Following the performances by the three bands on the outdoor stage, two free after-shows were presented without cover charges, with Blacktop Mojo performing at Downtown 312 and Joint Custody playing at Spaceship Earth — making a total of five shows by different artists presented to the public free of charge that night.
May’s edition of the Dancing Rabbit Music Festival featured singer-songwriters John Moreland, of Tulsa; fellow Oklahoman Travis Linville and his band, and acoustic solo artist Joe Pug. All were enthusiastically received by the Dancing Rabbit Music Festival’s audience which obviously wanted the music to continue in the night. Many gave Moreland a rousing standing ovation at the end of his set as he started to descend the stairs leading from the stage to the street.
When he heard the ovation, he turned around and walked back up the stairs and gave an encore performance.
June’s Dancing Rabbit show offered something for almost everyone, including performances on the outdoor stage by the rockers/rappers Flobots, along with solo artist Josie Dunne and the indy band Stroke 9.
In addition to the festival’s free concerts, the group also held its first paid event this summer, featuring renowned singer/songwriter James McMurtry and his band in a sold-out show at Downtown 312.
McMurtry and band delivered a rousing performance, which had its quieter moments as well — especially when McMurtry let the band take a break, He picked up an acoustic guitar, stepped from the inches-high bandstand, and stood nearly face-to-face with some standing audience members as he sang a song sans microphone.
The Dancing Rabbit Music Festival is already an award-winning series, taking home the Merit Award for Best New Event during the Redbud Awards ceremony, the state’s highest tourism honor presented by the Oklahoma Travel Industry Association.
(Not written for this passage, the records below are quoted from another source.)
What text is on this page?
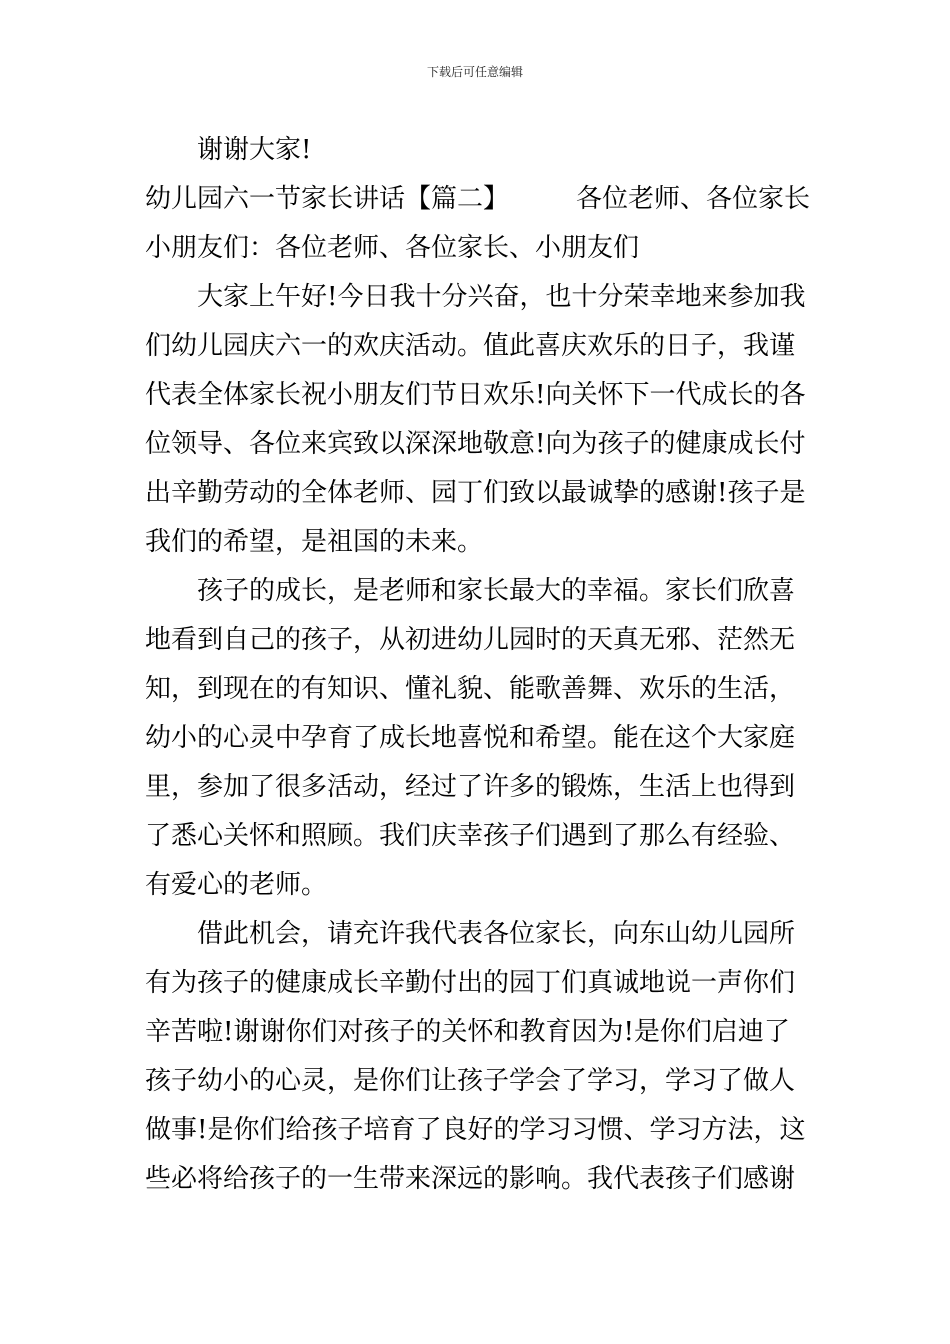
下载后可任意编辑
谢谢大家!
幼儿园六一节家长讲话【篇二】	各位老师、各位家长
小朋友们：各位老师、各位家长、小朋友们
大家上午好!今日我十分兴奋，也十分荣幸地来参加我
们幼儿园庆六一的欢庆活动。值此喜庆欢乐的日子，我谨
代表全体家长祝小朋友们节日欢乐!向关怀下一代成长的各
位领导、各位来宾致以深深地敬意!向为孩子的健康成长付
出辛勤劳动的全体老师、园丁们致以最诚挚的感谢!孩子是
我们的希望，是祖国的未来。
孩子的成长，是老师和家长最大的幸福。家长们欣喜
地看到自己的孩子，从初进幼儿园时的天真无邪、茫然无
知，到现在的有知识、懂礼貌、能歌善舞、欢乐的生活，
幼小的心灵中孕育了成长地喜悦和希望。能在这个大家庭
里，参加了很多活动，经过了许多的锻炼，生活上也得到
了悉心关怀和照顾。我们庆幸孩子们遇到了那么有经验、
有爱心的老师。
借此机会，请充许我代表各位家长，向东山幼儿园所
有为孩子的健康成长辛勤付出的园丁们真诚地说一声你们
辛苦啦!谢谢你们对孩子的关怀和教育因为!是你们启迪了
孩子幼小的心灵，是你们让孩子学会了学习，学习了做人
做事!是你们给孩子培育了良好的学习习惯、学习方法，这
些必将给孩子的一生带来深远的影响。我代表孩子们感谢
Word is more events are in the planning stages, both from the Dancing Rabbit Music Association as well as Spaceship Earth and Downtown 312.
Oklahoma artist Isaac McClung is set to record a live album at Spaceship Earth on Saturday night, July 30. That’s only the first in a series of events designed to keep McAlester rocking through 2022. Although final details for some additional events are yet to be finalized, they’re in the works.
We’ll let everyone know when they’re ready to roll.